The Letters of Vincent Van Gogh by Vincent Van Gogh (edited by Mark Roskill) Age: Adult/Teen Genre: Nonfiction/autobiography/biography Publisher: Simon & Schuster, 2008 Translation copyright 1929 ISBN: 9781415680867 344 pages
The title of this book is pretty self-explanatory. This book is a collection of letters written from Vincent Van Gogh to his younger brother Theo over the course of 7 years. The letters encapsulate much of what we already know about Van Gogh, but they also bring a much more human light to this iconic artistic figure of western civilization.

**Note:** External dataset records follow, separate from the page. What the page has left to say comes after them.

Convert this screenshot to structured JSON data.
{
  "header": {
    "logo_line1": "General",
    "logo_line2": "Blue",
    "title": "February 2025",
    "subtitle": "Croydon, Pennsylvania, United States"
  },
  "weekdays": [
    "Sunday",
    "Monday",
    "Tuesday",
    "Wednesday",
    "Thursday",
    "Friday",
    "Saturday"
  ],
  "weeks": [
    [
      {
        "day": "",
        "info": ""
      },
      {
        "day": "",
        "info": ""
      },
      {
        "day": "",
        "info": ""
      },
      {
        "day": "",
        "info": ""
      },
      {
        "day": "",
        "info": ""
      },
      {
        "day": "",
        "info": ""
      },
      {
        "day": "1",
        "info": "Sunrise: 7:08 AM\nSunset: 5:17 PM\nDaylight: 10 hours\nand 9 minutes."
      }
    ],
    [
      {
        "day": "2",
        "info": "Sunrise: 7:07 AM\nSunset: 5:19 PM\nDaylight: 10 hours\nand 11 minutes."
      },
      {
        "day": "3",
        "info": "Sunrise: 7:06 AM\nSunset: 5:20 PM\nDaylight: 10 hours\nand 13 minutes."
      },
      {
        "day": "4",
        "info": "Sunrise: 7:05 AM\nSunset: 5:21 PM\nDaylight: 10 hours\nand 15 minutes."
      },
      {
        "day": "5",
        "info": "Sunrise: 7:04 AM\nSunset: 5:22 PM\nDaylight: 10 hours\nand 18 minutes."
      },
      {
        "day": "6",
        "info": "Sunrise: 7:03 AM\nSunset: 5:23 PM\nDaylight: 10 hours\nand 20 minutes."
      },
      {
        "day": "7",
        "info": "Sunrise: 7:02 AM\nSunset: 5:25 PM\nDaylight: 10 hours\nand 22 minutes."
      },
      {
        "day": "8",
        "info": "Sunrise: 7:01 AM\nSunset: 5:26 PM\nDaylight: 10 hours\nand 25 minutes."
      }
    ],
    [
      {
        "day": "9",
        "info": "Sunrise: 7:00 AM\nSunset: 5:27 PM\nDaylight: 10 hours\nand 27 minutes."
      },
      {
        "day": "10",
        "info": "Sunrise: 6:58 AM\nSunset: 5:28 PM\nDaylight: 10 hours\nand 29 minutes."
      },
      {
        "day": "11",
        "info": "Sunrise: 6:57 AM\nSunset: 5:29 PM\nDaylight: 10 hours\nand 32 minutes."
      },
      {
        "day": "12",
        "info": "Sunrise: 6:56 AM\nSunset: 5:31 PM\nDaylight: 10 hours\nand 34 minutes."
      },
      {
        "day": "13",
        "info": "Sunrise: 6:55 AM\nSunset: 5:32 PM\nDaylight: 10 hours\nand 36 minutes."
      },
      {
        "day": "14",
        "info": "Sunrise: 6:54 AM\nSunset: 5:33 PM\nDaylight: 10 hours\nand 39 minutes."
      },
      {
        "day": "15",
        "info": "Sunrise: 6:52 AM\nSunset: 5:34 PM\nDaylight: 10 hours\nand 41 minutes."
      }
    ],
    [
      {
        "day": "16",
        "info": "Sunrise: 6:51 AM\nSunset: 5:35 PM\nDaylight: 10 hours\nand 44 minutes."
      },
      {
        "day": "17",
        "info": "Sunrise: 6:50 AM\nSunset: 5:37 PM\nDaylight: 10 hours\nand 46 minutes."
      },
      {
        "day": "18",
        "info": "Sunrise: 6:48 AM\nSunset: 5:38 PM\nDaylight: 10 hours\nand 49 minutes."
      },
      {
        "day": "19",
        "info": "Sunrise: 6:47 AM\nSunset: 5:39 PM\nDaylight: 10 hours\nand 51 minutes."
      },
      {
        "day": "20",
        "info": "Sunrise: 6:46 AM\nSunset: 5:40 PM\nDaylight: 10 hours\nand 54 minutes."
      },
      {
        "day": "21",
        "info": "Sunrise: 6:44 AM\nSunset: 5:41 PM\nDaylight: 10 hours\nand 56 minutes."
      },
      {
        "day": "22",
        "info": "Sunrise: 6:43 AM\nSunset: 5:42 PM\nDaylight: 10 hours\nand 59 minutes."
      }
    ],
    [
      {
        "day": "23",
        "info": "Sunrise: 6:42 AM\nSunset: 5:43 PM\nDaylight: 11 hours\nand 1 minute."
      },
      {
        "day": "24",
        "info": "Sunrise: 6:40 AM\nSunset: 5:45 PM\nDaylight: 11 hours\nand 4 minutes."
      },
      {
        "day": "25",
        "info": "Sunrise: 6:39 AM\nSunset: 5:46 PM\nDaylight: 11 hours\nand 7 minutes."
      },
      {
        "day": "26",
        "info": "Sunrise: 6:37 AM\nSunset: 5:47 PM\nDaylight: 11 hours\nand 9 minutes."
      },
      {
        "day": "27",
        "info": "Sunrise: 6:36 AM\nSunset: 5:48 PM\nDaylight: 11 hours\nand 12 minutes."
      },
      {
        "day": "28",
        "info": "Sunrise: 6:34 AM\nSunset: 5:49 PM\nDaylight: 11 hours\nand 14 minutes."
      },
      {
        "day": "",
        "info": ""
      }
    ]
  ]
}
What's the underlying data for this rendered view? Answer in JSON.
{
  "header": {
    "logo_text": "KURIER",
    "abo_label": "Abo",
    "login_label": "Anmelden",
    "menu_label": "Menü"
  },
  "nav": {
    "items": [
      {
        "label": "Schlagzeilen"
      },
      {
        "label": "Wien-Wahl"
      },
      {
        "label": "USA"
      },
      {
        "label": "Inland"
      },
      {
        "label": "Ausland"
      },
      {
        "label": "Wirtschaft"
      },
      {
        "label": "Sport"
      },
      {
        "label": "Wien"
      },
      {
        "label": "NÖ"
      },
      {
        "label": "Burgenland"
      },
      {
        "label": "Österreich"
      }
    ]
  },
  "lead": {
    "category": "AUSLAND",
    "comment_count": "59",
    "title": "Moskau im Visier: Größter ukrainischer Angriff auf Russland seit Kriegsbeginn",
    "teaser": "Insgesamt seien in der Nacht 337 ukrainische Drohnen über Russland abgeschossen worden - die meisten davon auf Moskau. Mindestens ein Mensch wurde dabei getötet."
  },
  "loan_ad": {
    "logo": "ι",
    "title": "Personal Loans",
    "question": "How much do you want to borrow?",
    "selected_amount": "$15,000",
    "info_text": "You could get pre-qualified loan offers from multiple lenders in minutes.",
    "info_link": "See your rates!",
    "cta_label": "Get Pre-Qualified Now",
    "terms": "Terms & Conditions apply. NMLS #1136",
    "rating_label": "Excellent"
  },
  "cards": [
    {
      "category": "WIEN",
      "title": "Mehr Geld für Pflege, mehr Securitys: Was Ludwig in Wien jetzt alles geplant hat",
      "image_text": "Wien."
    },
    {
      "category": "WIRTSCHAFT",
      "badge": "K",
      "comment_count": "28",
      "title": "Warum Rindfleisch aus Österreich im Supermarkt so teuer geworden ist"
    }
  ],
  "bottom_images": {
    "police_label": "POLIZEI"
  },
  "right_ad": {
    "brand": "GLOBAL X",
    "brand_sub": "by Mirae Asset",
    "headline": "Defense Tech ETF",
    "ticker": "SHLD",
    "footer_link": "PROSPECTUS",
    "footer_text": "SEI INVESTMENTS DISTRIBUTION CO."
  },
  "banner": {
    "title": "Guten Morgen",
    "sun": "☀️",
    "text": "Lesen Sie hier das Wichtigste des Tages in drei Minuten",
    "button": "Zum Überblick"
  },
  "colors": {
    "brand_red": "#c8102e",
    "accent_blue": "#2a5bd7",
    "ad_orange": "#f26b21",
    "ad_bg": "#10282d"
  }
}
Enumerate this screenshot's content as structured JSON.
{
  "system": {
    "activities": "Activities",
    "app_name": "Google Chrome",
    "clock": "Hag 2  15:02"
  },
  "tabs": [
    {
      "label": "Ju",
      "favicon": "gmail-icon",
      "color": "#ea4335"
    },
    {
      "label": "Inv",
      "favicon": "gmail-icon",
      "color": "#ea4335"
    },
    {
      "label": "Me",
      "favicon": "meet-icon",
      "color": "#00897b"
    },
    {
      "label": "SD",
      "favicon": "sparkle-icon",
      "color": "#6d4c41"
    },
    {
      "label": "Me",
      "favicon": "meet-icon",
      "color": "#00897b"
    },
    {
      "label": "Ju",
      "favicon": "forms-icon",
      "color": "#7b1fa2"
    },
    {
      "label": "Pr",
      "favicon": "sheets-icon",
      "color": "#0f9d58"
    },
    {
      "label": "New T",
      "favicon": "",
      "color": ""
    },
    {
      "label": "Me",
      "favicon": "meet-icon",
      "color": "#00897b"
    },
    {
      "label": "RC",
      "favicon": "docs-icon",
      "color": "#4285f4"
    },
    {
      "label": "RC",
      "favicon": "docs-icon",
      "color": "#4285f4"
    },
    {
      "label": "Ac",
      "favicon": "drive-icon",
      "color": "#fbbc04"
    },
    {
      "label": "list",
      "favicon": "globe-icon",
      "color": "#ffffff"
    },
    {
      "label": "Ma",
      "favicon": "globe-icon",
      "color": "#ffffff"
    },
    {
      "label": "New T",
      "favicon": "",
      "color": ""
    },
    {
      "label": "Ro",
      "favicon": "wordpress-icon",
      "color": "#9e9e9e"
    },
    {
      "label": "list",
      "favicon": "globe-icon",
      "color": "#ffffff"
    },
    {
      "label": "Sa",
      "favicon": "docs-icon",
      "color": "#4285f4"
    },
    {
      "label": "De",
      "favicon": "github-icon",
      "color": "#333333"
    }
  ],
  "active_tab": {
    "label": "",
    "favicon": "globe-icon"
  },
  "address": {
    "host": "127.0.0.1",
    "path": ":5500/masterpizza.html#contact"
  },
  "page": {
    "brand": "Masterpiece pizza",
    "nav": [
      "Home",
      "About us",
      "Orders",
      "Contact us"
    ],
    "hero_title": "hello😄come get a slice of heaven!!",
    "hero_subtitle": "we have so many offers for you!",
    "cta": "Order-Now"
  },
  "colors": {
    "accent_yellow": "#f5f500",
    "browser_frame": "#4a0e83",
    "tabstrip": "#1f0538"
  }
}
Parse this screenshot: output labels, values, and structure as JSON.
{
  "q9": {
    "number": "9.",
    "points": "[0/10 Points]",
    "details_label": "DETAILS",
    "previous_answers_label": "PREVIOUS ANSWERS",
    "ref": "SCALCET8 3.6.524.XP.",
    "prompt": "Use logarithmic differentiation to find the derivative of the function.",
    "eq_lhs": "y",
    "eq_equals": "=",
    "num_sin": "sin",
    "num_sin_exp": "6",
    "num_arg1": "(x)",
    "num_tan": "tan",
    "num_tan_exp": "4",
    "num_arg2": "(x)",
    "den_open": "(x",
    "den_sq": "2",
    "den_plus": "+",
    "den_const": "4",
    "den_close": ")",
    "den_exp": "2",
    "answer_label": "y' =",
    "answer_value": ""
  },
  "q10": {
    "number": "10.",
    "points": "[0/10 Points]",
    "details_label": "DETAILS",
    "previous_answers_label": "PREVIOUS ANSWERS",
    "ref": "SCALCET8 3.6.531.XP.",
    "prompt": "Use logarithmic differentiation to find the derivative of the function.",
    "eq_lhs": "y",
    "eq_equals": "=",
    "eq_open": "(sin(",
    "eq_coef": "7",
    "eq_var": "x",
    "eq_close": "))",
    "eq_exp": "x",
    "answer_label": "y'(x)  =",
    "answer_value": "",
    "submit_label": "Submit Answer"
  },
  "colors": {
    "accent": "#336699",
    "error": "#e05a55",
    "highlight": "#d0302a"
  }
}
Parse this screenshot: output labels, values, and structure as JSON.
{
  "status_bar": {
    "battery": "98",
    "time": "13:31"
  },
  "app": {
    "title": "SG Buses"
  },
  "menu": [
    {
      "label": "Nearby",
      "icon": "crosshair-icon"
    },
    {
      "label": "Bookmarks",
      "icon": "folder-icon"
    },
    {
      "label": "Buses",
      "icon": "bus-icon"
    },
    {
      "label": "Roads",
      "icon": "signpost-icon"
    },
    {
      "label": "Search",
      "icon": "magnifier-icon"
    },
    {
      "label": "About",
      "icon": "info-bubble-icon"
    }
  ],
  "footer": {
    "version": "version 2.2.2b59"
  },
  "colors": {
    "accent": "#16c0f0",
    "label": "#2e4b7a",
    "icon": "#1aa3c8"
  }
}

The majority of the letters are heartbreaking and honest with Van Gogh’s desire to just find somebody to love and with whom to start a family. This unrequited and unfilled love and need to devote in his life accounted for much of his internal pain and struggles. His relationship with his brother Theo is frighteningly strong and supportive. The two brothers are almost one entity, they are so close. Theo funded almost all of Van Gogh’s work, constantly sending his older brother money for painting resources. Van Gogh tried working various jobs, but nothing ever stuck. While Theo worked at an art gallery in Paris, Van Gogh moved from city to city, to country to country until he finally found his muse in Arles, France. In this beautiful little city in Provance, Van Gogh found his inspiration and painted the majority of his best-known artwork: Starry Night, The Yellow House, Sunflowers, The Bedroom, etc.
I stayed in Arles for 3 days in April as part of my honeymoon, and I was equally captivated with the sights and sounds of such a mellow, yet bustling city.
My only caution with this book is to read it with the bible & a detailed book of art in tow. Van Gogh makes numerous references to bible passages and discusses thoroughly his opinion of contemporary and past artworks and artists. I often had to look up the images online to get a better sense of Van Gogh’s opinion.
I think the term “misunderstood artist” was really coined for Van Gogh. He had such an earnest heart, but sold only 1 painting in his lifetime (2 if you count the one he sold to his brother), he was tortured, suffered mental breakdowns towards the end of his life, and was driven mad with desires and passions. His life in letters is at times cryptic (hardly mentioned his marriage to the subject of his drawing Sorrow), and at times a brutal reflection of himself and others around him.
Editor Mark Roskill has also included a series of photos of Vincent and Theo as well as Van Gogh’s artwork mentioned throughout the course of the letters. I definitely recommend this book to any fan of art, Van Gogh, and history.